Tierärztin Petra Kölle (links) misst Mops Sir Henry von Uschi Ackerman während der Adipositas-Sprechstunde der Tierklinik der ...
Tierärztin Petra Kölle (links) misst Mops Sir Henry von Uschi Ackerman während der Adipositas-Sprechstunde der Tierklinik der Universität München. | Bild: dpa

Nicht nur der Mensch, auch seine tierischen Hausgenossen werden immer dicker. In einer Studie der LMU erwiesen sich 52 Prozent der Hunde und Katzen als übergewichtig. Das sind bis zu 30 Prozent mehr als vor 50 Jahren. Noch dramatischer ist die Entwicklung in den USA. Dort hat sich, wie Kirk Breuninger vom Banfield Pet Hospital in Vancouver ermittelt hat, „die Zahl der übergewichtigen Hunde und Katzen in den letzten zehn Jahren mehr als verdoppelt“. 59 Prozent der US-Katzen haben mittlerweile zu viel Speck auf den Rippen, bei den Hunden liegt die Quote mit 54 nur unwesentlich darunter.

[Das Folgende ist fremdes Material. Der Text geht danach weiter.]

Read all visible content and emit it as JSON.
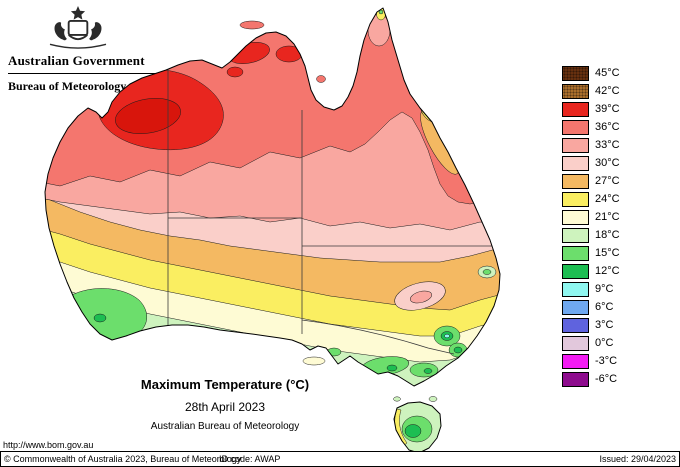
{
  "header": {
    "government": "Australian Government",
    "bureau": "Bureau of Meteorology"
  },
  "caption": {
    "title": "Maximum Temperature (°C)",
    "date": "28th April 2023",
    "source": "Australian Bureau of Meteorology"
  },
  "legend": {
    "entries": [
      {
        "temp": "45",
        "label": "45°C",
        "color": "#66300F",
        "speckle": true
      },
      {
        "temp": "42",
        "label": "42°C",
        "color": "#A96E2C",
        "speckle": true
      },
      {
        "temp": "39",
        "label": "39°C",
        "color": "#E8261F"
      },
      {
        "temp": "36",
        "label": "36°C",
        "color": "#F4766E"
      },
      {
        "temp": "33",
        "label": "33°C",
        "color": "#F9A7A0"
      },
      {
        "temp": "30",
        "label": "30°C",
        "color": "#FACFC9"
      },
      {
        "temp": "27",
        "label": "27°C",
        "color": "#F4B962"
      },
      {
        "temp": "24",
        "label": "24°C",
        "color": "#FAEE61"
      },
      {
        "temp": "21",
        "label": "21°C",
        "color": "#FEFBD4"
      },
      {
        "temp": "18",
        "label": "18°C",
        "color": "#CEF3BE"
      },
      {
        "temp": "15",
        "label": "15°C",
        "color": "#6CDE6C"
      },
      {
        "temp": "12",
        "label": "12°C",
        "color": "#1DBE52"
      },
      {
        "temp": "9",
        "label": "9°C",
        "color": "#8FF7F0"
      },
      {
        "temp": "6",
        "label": "6°C",
        "color": "#6FA8F0"
      },
      {
        "temp": "3",
        "label": "3°C",
        "color": "#5F63DE"
      },
      {
        "temp": "0",
        "label": "0°C",
        "color": "#E2C8DC"
      },
      {
        "temp": "-3",
        "label": "-3°C",
        "color": "#F31BF3"
      },
      {
        "temp": "-6",
        "label": "-6°C",
        "color": "#8E0C8E"
      }
    ]
  },
  "map": {
    "extra_colors": {
      "red_core": "#D8150C"
    }
  },
  "footer": {
    "url": "http://www.bom.gov.au",
    "copyright": "© Commonwealth of Australia 2023, Bureau of Meteorology",
    "id_code": "ID code: AWAP",
    "issued": "Issued: 29/04/2023"
  }
}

Mögen die Speckpolster bei dem einen oder anderen Exemplar auch niedlich aussehen, medizinisch sind sie ein Desaster. „Bei übergewichtigen Katzen beobachten wir sehr oft Diabetes“, warnt Breuninger, „und bei Hunden finden wir auch viele andere Erkrankungen wie etwa Arthritis und Überfunktionen der Schilddrüse.“ Bis zu zwei Jahre Lebenszeit kann das Übergewicht kosten. Was bei einem Tier, das sonst zwischen 15 und 20 Jahre alt wird, enorm viel ist. Es ist ungefähr so, als wenn einem Menschen acht Jahre seines Lebens genommen würden.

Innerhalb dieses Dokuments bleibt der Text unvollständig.